Did you know that only a small fraction of your employees bring their “A” game to work every day? Only about one in five do. The rest? At best they are bringing their “B” or “C” games to work—at worst, their main goal is to keep from getting fired.
In the corporate world, countless companies dedicate a sizable chunk of their annual budgets to solving employee engagement issues. Restaurant operators don’t typically spend a lot of time or money in this area. But as an industry plagued by high turnover, you face a similar problem: how to get an ever-shifting team of employees to function at a high level.
In reality most engagement issues (as well as performance and behavioral problems) can be solved through conversation. Five conversations, to be precise.
But most managers don’t talk to their staff frequently enough, don’t know how to talk to them or what to talk about. Managers don’t know how to plug into their employees’ minds and figure out what they really want, and what they need to be fully engaged—and productive.
There are no psychic forces at work: getting into the minds of your employees to glean the information needed to increase not only engagement, but productivity in your workforce can be as simple as conducting the following five focused conversations.
There are two types of feedback that fall under this conversation. First, give praise where praise is due. Studies have shown that a vast majority of employees do not feel appreciated enough for the job they do. Praise, it seems, is a scarce commodity in the workplace. So if your staff is doing a good job, be sure to let them know.
Conversely, one of the key factors in employee engagement is the ability to have your say. Be receptive to your staff’s feedback. Who knows? They may just come up with a brilliant idea that makes a huge difference for your restaurant.
Most performance issues stem from a disconnect between what the manager perceives as meeting objectives and what the staff member perceives as meeting them. To drastically reduce performance issues, managers must both clearly define and articulate expectations. Yet few do.
Your employees need to know what they must do to be successful in their jobs, and how that success will be measured. And you need to have a clearly defined yardstick by which to objectively measure performance. Aligning their expectations with yours will result in less frustration and anxiety—on both your parts.
3. Career development
Many studies list career development within the top three factors that employees gauge to determine whether to stay with their current employer or look for another job. Yet, many managers avoid this topic like the plague for one of three reasons:
• They don’t understand how to manage their own careers.
• They are afraid that if they help their staff manage their career better they will surpass them.

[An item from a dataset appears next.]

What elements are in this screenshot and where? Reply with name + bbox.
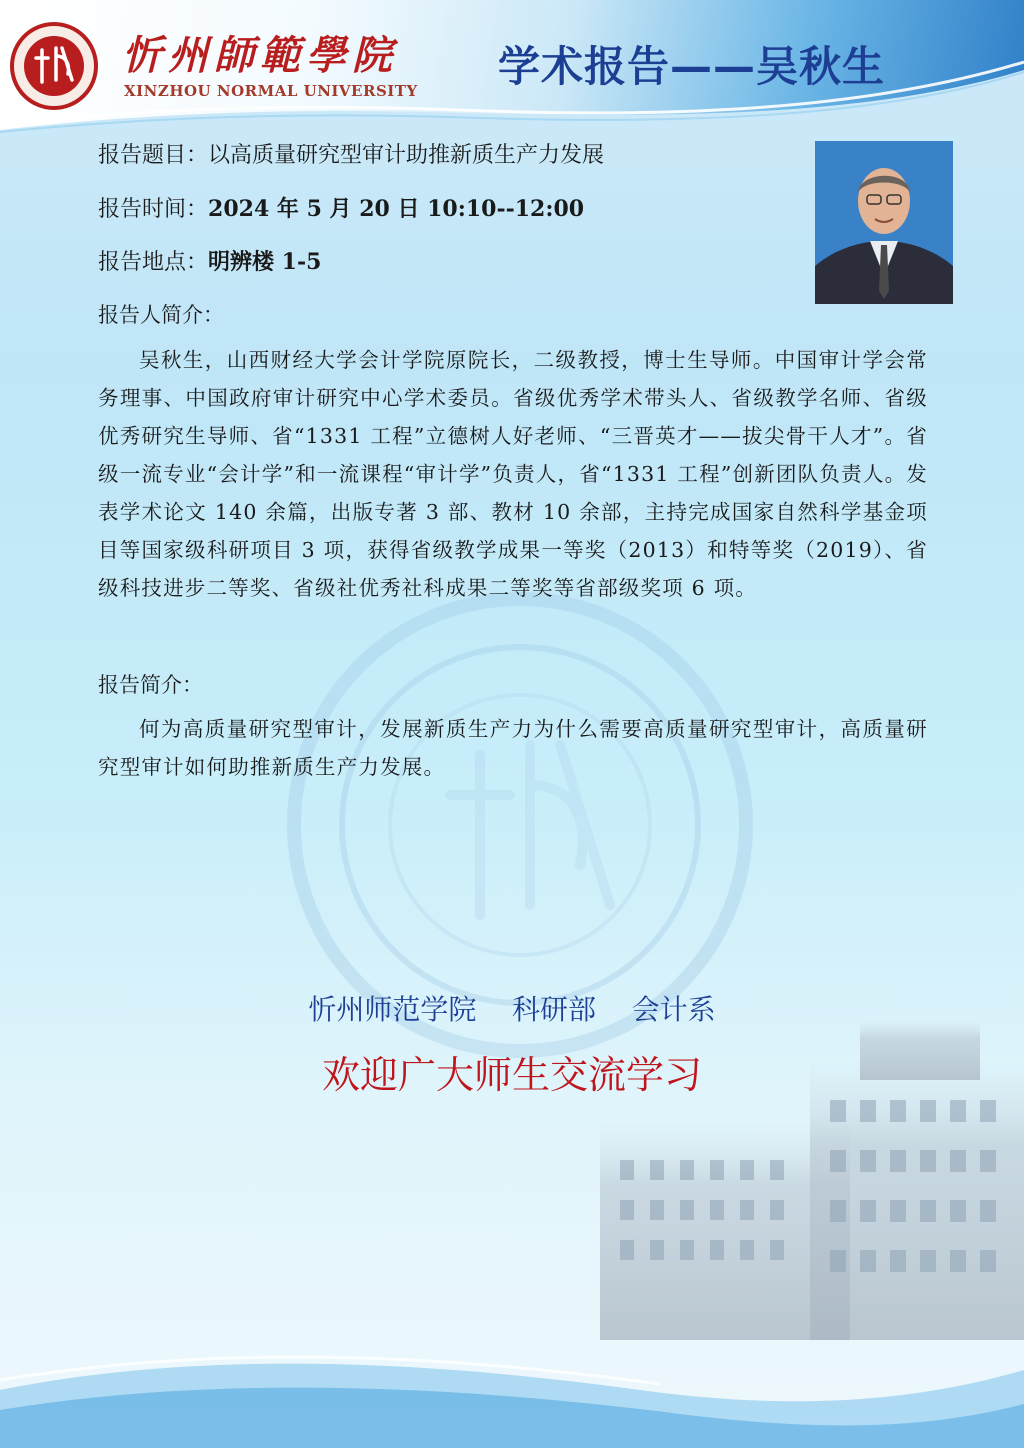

• They are afraid to talk about career development because they don’t feel they can meet the employee’s expectations. This is especially true in restaurants where little vertical career opportunity is available.
Helping staff manage their careers makes good business sense. Ensuring that they understand what opportunities exist at your restaurant (something they may not recognize without your help) will inhibit them looking outside of it.
Find out what your employees’ priorities are and have open, honest conversations around how your organization can help them achieve them—even with any constraints you may have. Suggest and recommend internal opportunities to learn, grow and develop and they will at least delay—if not avoid—looking for external ones.